Era un claro y soleado día de principios de marzo. Marco terminó una sesión de dos horas con Ermanno. Como de costumbre, siempre que el tiempo lo permitía, ambos paseaban por las calles del centro de Bolonia, hablando exclusivamente en italiano. El verbo del día había sido fare, hacer, y, por lo que Marco entendía, era uno de los verbos más versátiles y más utilizados del idioma. Hacer la compra era fare la spesa, traducido literalmente como «hacer gastos». Formular una pregunta era fare una domanda. Desayunar era fare colazione.
Ermanno se fue un poco antes de lo habitual, alegando que tenía que estudiar. Casi siempre, cuando terminaban un paseo de estudio, aparecía Luigi y tomaba el relevo de Ermanno, que se esfumaba con asombrosa rapidez. Marco sospechaba que el propósito de semejante coordinación era el de hacerle comprender que estaba permanentemente vigilado.
Se estrecharon la mano y se despidieron delante de Feltrinelli, una de las muchas librerías de la zona universitaria. Luigi apareció doblando una esquina y lo saludó con un cordial:
—Buon giorno. ¿Pranziamo? —¿Vamos a almorzar?
—Certamente.
Los almuerzos eran cada vez menos frecuentes ahora que Marco tenía más oportunidades de comer por su cuenta y arreglarse con el menú y el servicio.
—Io trovato un nuovo ristorante. —He encontrado un nuevo restaurante.
—Andiamo. —Vamos.
No estaba muy claro qué hacía Luigi todo el día, pero no cabía duda de que debía de pasarse horas pateándose la ciudad en busca de cafés, trattorias y restaurantes. Jamás habían comido dos veces en el mismo lugar.
Recorrieron unas cuantas calles estrechas y salieron a la Vía dell’Indipendenza. Luigi era el encargado de llevar la conversación, siempre en un lento, pausado y preciso italiano. Se había olvidado del inglés por lo que a Marco respectaba.
—Francesca no te podrá dar clase esta tarde —dijo.
—¿Por qué no?
—Tiene una visita turística. Un grupo de australianos la llamó ayer. Su trabajo escasea en esta época del año. ¿Te gusta?
—¿Acaso me tiene que gustar?
—Bueno, sería bonito.
—No es lo que se dice muy amable y cariñosa.
—¿Es buena profesora?
—Excelente. Su impecable inglés me estimula a estudiar más.

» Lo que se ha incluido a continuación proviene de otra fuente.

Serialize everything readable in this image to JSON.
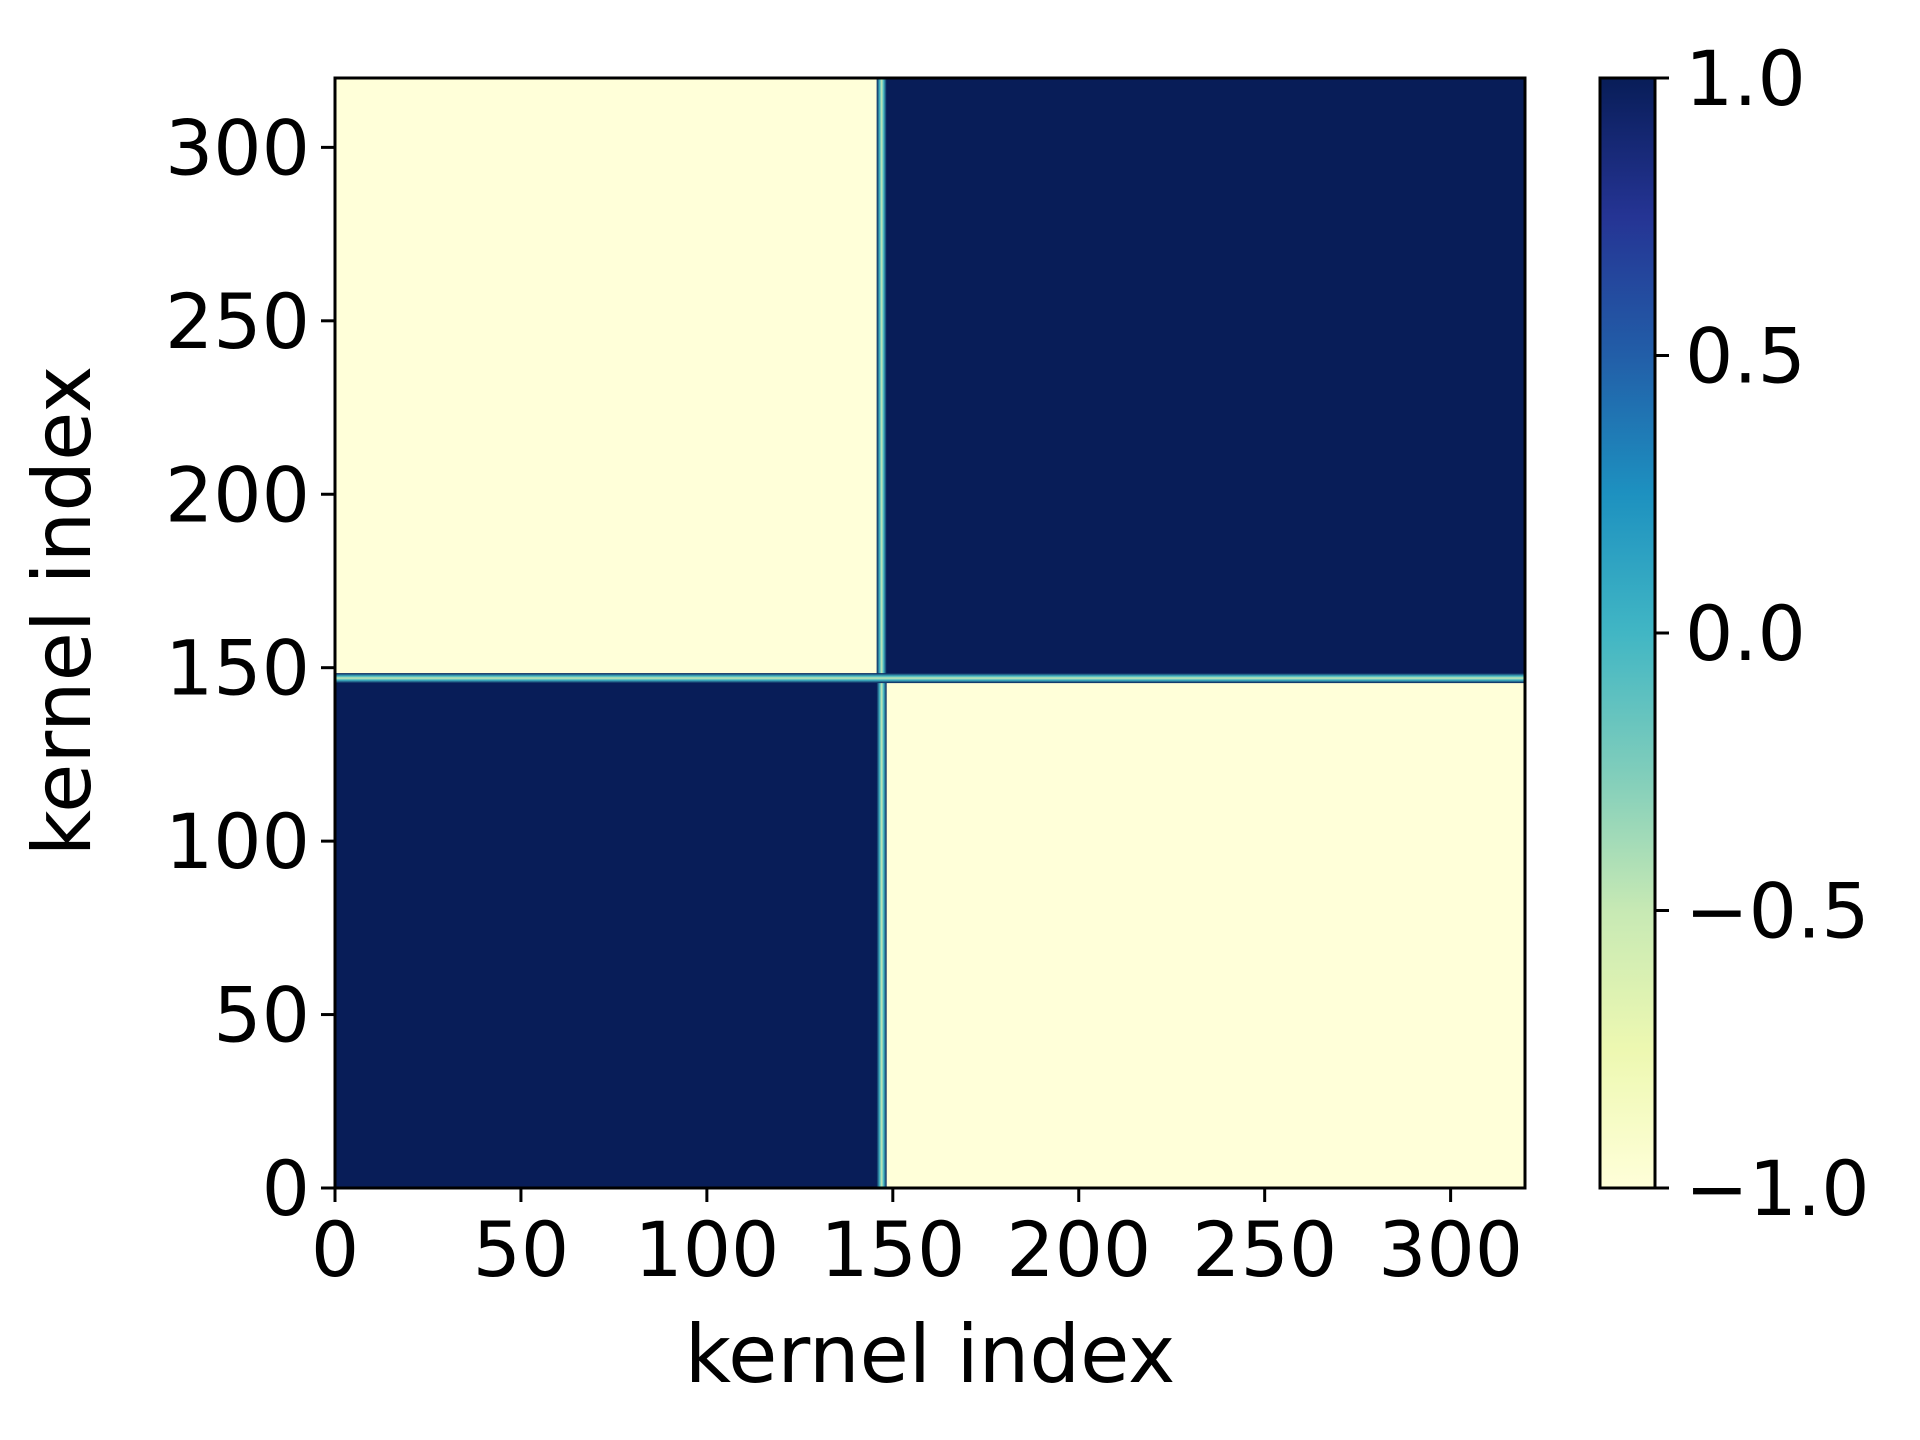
{
  "chart_data": {
    "type": "heatmap",
    "title": "",
    "xlabel": "kernel index",
    "ylabel": "kernel index",
    "xlim": [
      0,
      320
    ],
    "ylim": [
      0,
      320
    ],
    "x_ticks": [
      0,
      50,
      100,
      150,
      200,
      250,
      300
    ],
    "y_ticks": [
      0,
      50,
      100,
      150,
      200,
      250,
      300
    ],
    "x_tick_labels": [
      "0",
      "50",
      "100",
      "150",
      "200",
      "250",
      "300"
    ],
    "y_tick_labels": [
      "0",
      "50",
      "100",
      "150",
      "200",
      "250",
      "300"
    ],
    "colormap": "YlGnBu",
    "color_stops": [
      "#ffffd9",
      "#edf8b1",
      "#c7e9b4",
      "#7fcdbb",
      "#41b6c4",
      "#1d91c0",
      "#225ea8",
      "#253494",
      "#081d58"
    ],
    "colorbar": {
      "range": [
        -1.0,
        1.0
      ],
      "ticks": [
        1.0,
        0.5,
        0.0,
        -0.5,
        -1.0
      ],
      "tick_labels": [
        "1.0",
        "0.5",
        "0.0",
        "−0.5",
        "−1.0"
      ]
    },
    "blocks": [
      {
        "x_range": [
          0,
          147
        ],
        "y_range": [
          0,
          147
        ],
        "value": 1.0
      },
      {
        "x_range": [
          147,
          320
        ],
        "y_range": [
          147,
          320
        ],
        "value": 1.0
      },
      {
        "x_range": [
          0,
          147
        ],
        "y_range": [
          147,
          320
        ],
        "value": -1.0
      },
      {
        "x_range": [
          147,
          320
        ],
        "y_range": [
          0,
          147
        ],
        "value": -1.0
      }
    ],
    "boundary_index": 147
  }
}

—Dice que estudias mucho y que eres simpático.
—¿Le gusto?
—Sí, como alumno. ¿Te parece guapa?
—Casi todas las italianas son guapas, incluida Francesca.
Giraron a una pequeña calle, Via Goito, y Luigi señaló un poco más adelante.
—Aquí —dijo mientras ambos se detenían frente a la entrada de Franco Rossi—. Jamás he estado, pero me han dicho que es muy bueno.
El propio Franco los recibió con una sonrisa y los brazos abiertos. Iba vestido con un elegante traje oscuro que formaba un bonito contraste con su espesa mata de cabello gris. Les tomó los abrigos y se puso a hablar con Luigi como si fueran viejos amigos. Luigi mencionaba unos nombres y Franco los aprobaba con la cabeza. Eligieron una mesa delante de la ventana.
—La mejor que tenemos —dijo Franco con expresión satisfecha.
Marco miró a su alrededor y no vio ninguna mesa mala.
—Los antipasti de aquí son sensacionales —dijo modestamente Franco como si no le gustara presumir de sus platos—. Pero mi preferido del día sería la ensalada de setas fileteadas. Lino le añade un poco de trufa, queso parmesano, unos trocitos de manzana… —Al llegar a este punto, las palabras de Franco se perdieron mientras éste se besaba las yemas de los dedos—. Sinceramente exquisita —consiguió decir, soñando con los ojos cerrados.
Decidieron pedir la ensalada y Franco se marchó para saludar a los siguientes clientes.
—¿Quién es Lino? —preguntó Marco.
—Su hermano, el chef.
Luigi mojó un poco de pan toscano en un cuenco de aceite de oliva. Se acercó un camarero y les preguntó si tomarían vino.
—Por supuesto —contestó Luigi—. Yo diría un tinto de la región.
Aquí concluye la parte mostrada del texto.